Abstract :
Konstruksi di Indonesia yang semakin bertumbuh menyebabkan keselamatan
pekerja menjadi topik yang penting. BPJS ketenagakerjaan tahun 2020 mencatat
sebanyak 65,89 % kecelakaan kerja terjadi didalam lokasi kerja dan klaim jaminan
kecelakaan kerja terbanyak ke tiga ada di Provinsi Riau, sehingga perlu dilakukan
penelitian dalam upaya meminimalisir terjadinya kecelakaan kerja.

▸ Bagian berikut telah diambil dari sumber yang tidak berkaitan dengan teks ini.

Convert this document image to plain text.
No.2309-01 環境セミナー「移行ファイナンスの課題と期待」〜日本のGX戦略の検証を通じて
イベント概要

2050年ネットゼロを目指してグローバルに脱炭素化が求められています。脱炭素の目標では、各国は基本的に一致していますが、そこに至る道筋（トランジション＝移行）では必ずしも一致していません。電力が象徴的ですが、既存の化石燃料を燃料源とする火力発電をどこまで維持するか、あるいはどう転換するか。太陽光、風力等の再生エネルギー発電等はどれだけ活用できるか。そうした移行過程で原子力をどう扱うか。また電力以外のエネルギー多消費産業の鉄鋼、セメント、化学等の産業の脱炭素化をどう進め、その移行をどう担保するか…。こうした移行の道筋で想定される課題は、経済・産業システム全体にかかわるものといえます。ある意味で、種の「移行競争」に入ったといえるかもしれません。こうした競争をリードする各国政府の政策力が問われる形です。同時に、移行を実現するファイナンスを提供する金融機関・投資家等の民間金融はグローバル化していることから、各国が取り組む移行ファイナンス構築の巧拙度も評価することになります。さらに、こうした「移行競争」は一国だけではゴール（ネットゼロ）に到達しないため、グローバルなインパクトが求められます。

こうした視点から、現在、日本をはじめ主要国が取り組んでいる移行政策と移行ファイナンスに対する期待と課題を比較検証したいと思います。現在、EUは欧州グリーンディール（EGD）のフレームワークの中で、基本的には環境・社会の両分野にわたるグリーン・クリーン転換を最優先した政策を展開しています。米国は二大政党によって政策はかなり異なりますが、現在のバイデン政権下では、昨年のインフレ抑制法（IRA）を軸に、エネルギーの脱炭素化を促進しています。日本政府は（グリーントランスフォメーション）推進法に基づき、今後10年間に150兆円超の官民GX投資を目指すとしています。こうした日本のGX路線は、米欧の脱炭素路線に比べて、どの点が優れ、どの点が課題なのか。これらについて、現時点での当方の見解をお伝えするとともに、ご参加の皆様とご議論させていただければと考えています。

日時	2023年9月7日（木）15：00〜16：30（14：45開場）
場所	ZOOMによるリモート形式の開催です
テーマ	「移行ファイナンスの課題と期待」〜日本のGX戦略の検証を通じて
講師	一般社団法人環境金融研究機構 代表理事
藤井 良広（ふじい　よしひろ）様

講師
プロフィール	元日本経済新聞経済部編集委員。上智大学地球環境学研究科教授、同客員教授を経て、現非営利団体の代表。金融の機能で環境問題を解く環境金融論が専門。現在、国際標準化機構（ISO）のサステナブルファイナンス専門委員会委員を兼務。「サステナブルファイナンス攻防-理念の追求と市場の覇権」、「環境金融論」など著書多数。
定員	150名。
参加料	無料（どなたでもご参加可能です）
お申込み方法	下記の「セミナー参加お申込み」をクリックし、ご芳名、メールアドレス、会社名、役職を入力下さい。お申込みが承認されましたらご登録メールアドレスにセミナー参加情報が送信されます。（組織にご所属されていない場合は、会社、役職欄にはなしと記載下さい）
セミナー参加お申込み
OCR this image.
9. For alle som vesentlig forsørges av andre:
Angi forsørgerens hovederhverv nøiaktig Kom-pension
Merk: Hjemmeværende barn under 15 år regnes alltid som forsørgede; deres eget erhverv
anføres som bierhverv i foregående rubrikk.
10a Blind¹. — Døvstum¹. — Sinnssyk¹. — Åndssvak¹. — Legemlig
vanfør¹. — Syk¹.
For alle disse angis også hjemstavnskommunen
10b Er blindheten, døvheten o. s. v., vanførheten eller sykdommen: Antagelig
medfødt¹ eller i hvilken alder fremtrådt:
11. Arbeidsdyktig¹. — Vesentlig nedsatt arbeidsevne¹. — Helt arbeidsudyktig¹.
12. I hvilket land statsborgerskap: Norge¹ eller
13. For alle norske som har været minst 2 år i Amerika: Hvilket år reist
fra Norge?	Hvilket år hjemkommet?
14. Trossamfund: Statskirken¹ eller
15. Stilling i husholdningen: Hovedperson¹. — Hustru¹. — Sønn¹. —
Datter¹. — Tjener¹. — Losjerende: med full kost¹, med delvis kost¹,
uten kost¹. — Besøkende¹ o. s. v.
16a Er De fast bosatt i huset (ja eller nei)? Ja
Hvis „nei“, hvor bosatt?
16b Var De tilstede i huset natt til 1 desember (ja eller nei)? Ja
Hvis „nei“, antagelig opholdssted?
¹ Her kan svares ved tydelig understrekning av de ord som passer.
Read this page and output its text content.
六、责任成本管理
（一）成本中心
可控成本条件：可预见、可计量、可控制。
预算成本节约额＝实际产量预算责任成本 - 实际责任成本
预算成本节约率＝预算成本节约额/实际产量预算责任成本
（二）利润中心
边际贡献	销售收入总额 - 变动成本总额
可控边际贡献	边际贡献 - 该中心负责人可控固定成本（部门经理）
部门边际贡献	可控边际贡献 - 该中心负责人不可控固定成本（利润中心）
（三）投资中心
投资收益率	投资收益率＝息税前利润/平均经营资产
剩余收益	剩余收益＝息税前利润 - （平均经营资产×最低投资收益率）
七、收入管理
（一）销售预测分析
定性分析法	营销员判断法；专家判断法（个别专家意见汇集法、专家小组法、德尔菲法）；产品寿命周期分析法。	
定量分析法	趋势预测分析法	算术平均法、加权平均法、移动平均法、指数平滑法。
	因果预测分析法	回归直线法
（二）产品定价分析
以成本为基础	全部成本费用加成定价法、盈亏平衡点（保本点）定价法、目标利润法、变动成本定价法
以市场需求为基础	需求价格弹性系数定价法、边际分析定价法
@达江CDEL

Tujuan penelitian
ini yaitu untuk mengetahui tingkat keberhasilan penerapan sistem manajemen
keselamatan konstruksi ditinjau dari aspek kepemimpinan dan Partisipasi Pekerja
pada proyek pembangunan perpipaan air limbah Zona Utara Kota Pekanbaru,
mengetahui besar nilai validitas dan reliabilitas data kuesioner.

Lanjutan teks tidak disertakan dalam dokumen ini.